Saint Félix de Valois, né en 1127, institua avec saint Jean de Matha l’Ordre des Trinitaires pour le rachat des captifs. La prière des Heures raconte quelques traits merveilleux de sa vie : Arrivé à l’âge de l’adolescence, il se dépouilla plus d’une fois de ses vêtements pour couvrir les indigents. Il demanda à son oncle, le comte Thibaut de Blois, la grâce d’un homicide condamné à mort, lui prédisant que ce meurtrier mènerait bientôt une vie pleine de vertus, ce que l’événement confirma. Plus tard, il se rendit à Rome, sur l’inspiration d’un ange, avec saint Jean de Matha, pour demander au pape la permission de fonder un Ordre. Le pape Innocent III reçut de Dieu pendant la messe une révélation concernant l’Ordre de la rédemption des captifs, et Félix fut, ainsi que ses compagnons, revêtu par le pape lui-même de la robe blanche portant une croix de deux couleurs, costume sous lequel l’ange lui était apparu. Le pape ajouta que cet Ordre, en raison des trois couleurs de son costume, devrait porter le nom de la Très Sainte Trinité. Dans le monastère de Cerfroid, nouvellement fondé, Félix fut honoré d’une apparition de la Très Sainte Vierge. Pendant la nuit précédant la fête de la Nativité, par une permission de Dieu, tous les frères de l’Ordre étaient demeurés endormis à l’heure de Matines, de sorte que, seul, il se trouvait au cœur. Alors il aperçut au milieu du chœur la Sainte Vierge, portant le costume des Trinitaires avec la croix et accompagnée d’une nombreuse phalange d’anges vêtus du même costume. Félix chanta en union avec eux et sous la direction de Marie l’office liturgique. Comme s’il était arraché aux chants d’ici-bas pour être transporté dans le chœur des bienheureux, il fut averti par un ange de sa mort prochaine. Il exhorta alors les siens à une constante charité envers les pauvres et les captifs et mourut le 4 novembre 1212, chargé d’ans et de mérites. Son culte fut reconnu en 1666 par Alexandre VII qui l’inscrivit au martyrologe en 1671. Sa fête fut instituée en 1694 par Innocent XII comme double.

Martyrologe

Saint Félix de Valois, prêtre et confesseur, fondateur de l’Ordre de la très sainte Trinité pour le rachat des captifs. Il s’endormit dans le Seigneur la veille des nones de novembre (4 novembre).

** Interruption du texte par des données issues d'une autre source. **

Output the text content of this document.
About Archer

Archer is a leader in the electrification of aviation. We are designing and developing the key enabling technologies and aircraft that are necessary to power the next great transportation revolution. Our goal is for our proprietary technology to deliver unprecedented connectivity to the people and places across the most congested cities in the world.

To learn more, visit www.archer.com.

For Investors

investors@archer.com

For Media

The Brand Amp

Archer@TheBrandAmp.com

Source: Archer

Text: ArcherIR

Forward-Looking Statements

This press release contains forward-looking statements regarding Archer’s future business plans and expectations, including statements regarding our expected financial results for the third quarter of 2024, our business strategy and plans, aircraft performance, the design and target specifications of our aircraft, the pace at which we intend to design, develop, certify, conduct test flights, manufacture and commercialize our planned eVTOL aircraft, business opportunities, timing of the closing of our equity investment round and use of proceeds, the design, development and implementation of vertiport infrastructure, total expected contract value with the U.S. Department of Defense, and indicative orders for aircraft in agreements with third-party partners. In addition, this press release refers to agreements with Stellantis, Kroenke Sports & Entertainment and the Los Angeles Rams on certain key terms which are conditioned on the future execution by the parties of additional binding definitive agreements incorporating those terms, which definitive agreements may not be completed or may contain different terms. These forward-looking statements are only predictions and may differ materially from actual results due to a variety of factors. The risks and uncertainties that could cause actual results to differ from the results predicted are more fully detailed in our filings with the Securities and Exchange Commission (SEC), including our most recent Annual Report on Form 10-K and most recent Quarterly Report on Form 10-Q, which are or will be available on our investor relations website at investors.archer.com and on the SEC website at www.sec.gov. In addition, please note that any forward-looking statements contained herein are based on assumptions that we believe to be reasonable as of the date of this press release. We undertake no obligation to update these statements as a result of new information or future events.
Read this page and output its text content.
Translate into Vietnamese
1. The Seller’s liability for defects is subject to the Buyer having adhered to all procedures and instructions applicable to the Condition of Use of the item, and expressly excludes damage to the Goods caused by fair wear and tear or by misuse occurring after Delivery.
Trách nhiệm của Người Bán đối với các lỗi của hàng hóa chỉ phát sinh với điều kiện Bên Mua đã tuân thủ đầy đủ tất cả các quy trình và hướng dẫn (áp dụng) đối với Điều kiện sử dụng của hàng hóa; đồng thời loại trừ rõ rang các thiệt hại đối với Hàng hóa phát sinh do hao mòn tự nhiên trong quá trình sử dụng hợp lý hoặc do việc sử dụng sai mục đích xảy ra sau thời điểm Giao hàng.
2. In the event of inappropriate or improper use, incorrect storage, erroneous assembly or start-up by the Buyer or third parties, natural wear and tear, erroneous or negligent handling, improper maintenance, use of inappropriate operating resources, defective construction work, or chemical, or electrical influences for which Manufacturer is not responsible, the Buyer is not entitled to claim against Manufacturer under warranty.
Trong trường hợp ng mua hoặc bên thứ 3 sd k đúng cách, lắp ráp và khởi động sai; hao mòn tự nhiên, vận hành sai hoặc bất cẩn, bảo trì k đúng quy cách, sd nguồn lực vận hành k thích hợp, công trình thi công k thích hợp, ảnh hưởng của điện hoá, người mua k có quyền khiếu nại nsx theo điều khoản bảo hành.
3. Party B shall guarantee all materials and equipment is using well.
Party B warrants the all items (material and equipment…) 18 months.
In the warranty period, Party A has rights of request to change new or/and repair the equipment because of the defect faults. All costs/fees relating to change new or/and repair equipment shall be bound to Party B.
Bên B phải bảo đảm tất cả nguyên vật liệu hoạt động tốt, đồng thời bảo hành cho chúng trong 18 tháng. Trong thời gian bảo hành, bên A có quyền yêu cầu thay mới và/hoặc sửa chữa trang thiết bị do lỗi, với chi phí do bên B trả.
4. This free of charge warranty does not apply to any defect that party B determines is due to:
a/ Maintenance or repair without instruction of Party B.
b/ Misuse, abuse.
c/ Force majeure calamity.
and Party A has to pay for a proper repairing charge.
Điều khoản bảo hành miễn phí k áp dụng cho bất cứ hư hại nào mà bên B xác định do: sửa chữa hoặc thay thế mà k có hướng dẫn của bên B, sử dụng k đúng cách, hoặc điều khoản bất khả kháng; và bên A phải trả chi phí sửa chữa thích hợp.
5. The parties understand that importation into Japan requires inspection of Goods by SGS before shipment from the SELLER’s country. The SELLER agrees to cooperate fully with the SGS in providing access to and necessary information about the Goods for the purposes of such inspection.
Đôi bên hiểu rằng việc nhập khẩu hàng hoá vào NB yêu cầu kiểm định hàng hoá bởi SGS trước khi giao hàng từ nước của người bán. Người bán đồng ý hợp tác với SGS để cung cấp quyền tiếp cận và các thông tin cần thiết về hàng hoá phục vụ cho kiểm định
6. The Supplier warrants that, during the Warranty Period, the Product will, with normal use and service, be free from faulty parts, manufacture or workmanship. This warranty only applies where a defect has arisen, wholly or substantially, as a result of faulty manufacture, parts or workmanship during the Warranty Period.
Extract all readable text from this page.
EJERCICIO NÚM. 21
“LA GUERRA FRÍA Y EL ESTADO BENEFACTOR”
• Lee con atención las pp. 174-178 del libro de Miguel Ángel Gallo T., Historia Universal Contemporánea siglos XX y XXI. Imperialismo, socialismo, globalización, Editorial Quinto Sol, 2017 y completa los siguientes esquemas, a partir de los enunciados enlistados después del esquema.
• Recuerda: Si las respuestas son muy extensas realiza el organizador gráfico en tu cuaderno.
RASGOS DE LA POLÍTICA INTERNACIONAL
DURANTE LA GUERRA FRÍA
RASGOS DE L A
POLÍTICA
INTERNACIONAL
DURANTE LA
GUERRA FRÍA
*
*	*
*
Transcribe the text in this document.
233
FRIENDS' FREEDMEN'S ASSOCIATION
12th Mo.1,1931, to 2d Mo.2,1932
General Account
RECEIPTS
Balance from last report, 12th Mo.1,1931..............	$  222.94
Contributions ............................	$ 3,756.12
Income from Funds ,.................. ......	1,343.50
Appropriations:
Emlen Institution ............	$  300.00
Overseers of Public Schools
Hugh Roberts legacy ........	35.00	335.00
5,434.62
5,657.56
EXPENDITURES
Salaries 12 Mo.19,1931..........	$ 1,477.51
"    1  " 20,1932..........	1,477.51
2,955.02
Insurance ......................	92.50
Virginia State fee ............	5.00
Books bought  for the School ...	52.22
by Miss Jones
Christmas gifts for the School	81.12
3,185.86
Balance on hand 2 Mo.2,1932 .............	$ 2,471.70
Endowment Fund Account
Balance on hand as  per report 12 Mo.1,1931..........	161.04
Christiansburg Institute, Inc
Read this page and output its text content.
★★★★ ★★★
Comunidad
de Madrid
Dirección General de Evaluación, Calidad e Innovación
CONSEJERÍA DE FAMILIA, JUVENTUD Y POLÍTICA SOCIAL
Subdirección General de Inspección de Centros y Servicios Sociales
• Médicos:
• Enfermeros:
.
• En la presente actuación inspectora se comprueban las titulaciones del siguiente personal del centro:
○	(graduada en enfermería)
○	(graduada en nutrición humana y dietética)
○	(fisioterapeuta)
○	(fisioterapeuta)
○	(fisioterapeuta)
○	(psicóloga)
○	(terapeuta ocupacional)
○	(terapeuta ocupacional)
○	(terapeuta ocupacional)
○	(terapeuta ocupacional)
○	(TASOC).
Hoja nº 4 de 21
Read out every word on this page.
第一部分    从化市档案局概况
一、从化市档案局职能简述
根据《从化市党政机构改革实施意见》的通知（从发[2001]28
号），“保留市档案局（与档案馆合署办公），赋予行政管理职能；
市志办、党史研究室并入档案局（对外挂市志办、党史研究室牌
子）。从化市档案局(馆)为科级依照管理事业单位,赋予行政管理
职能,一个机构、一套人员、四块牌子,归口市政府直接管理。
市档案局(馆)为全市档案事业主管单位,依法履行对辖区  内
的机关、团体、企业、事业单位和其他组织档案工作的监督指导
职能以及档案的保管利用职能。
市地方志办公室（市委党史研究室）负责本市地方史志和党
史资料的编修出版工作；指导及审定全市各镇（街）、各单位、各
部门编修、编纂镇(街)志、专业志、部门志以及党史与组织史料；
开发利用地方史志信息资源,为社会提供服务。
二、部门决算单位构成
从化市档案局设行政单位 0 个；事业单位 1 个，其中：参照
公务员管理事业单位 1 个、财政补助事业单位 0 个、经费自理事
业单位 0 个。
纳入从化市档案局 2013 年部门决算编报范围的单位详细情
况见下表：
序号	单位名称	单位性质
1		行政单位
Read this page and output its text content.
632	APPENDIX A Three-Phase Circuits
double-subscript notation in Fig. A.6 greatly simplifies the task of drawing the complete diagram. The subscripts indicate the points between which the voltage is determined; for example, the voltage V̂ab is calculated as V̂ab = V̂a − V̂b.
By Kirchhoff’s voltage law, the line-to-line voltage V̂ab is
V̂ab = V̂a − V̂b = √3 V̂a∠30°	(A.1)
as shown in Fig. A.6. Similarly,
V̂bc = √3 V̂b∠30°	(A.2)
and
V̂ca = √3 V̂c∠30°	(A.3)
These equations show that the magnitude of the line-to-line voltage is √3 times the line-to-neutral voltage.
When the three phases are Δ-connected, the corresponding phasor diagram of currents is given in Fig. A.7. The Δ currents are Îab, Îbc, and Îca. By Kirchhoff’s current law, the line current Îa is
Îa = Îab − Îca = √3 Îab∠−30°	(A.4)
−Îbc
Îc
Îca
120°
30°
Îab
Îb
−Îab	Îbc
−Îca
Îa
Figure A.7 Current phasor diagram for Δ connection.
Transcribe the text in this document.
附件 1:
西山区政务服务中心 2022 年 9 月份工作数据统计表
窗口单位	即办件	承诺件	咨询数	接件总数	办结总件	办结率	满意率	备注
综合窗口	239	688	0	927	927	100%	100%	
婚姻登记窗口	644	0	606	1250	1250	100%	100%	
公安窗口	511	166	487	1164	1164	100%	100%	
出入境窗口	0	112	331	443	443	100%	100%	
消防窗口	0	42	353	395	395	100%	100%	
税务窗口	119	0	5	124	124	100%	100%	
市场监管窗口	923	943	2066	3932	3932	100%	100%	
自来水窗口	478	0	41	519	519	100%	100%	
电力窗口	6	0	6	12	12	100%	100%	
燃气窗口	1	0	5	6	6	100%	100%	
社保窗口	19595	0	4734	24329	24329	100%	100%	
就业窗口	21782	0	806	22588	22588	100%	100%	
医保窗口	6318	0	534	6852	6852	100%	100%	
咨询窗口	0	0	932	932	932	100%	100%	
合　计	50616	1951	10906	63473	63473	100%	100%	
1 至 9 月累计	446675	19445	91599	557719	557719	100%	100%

En Perse, la passion de saint Nersès évêque et de ses compagnons.

A Messine, en Sicile, les saints martyrs Ampèle et Caïus.

A Turin, les saints martyrs Octave, Soluteur et Adventeur, soldats de la légion thébaine. Par an courageux combat, sous l’empereur Maximien, ils méritèrent la couronne du martyre.
A Césarée de Palestine, saint Agape martyr. Il fut condamné aux bêtes sous l’empereur Galère Maximien; mais celles-ci ne lui ayant fait aucun mal, on le jeta à la mer des pierres aux pieds.

A Dorostore, en Mésie inférieure, saint Dase martyr. Ne voulant pas consentir aux impudicités qui accompagnaient la fête de Saturne, il fut mis à mort sous le préfet Bassus.

A Nicée, en Bithynie, les saints martyrs Eustache, Thespèse et Anatole, durant la persécution de Maximien.

A Héraclée, en Thrace, les saints Bassus, Denis, Agapit et quarante autres martyrs.
En Angleterre, saint Edmond, roi et martyr.

A Constantinople, saint Grégoire le Décapolite, qui souffrit beaucoup pour le culte des saintes images.

A Milan, l’évêque saint Bénigne qui, durant les grands troubles causés par l’irruption des Barbares, gouverna son église avec une constance et un dévouement sans réserve.

A Chalon-sur-Saône, en France, saint Silvestre évêque. Plein de jours et de vertus, il alla vers le Seigneur dans la quarante-deuxième année de son sacerdoce.

A Vérone, saint Simplice, évêque et confesseur.

A Hildesheim, en Saxe, saint Bernward, évêque et confesseur. Il a été inscrit au nombre des saints par le pape Célestin III.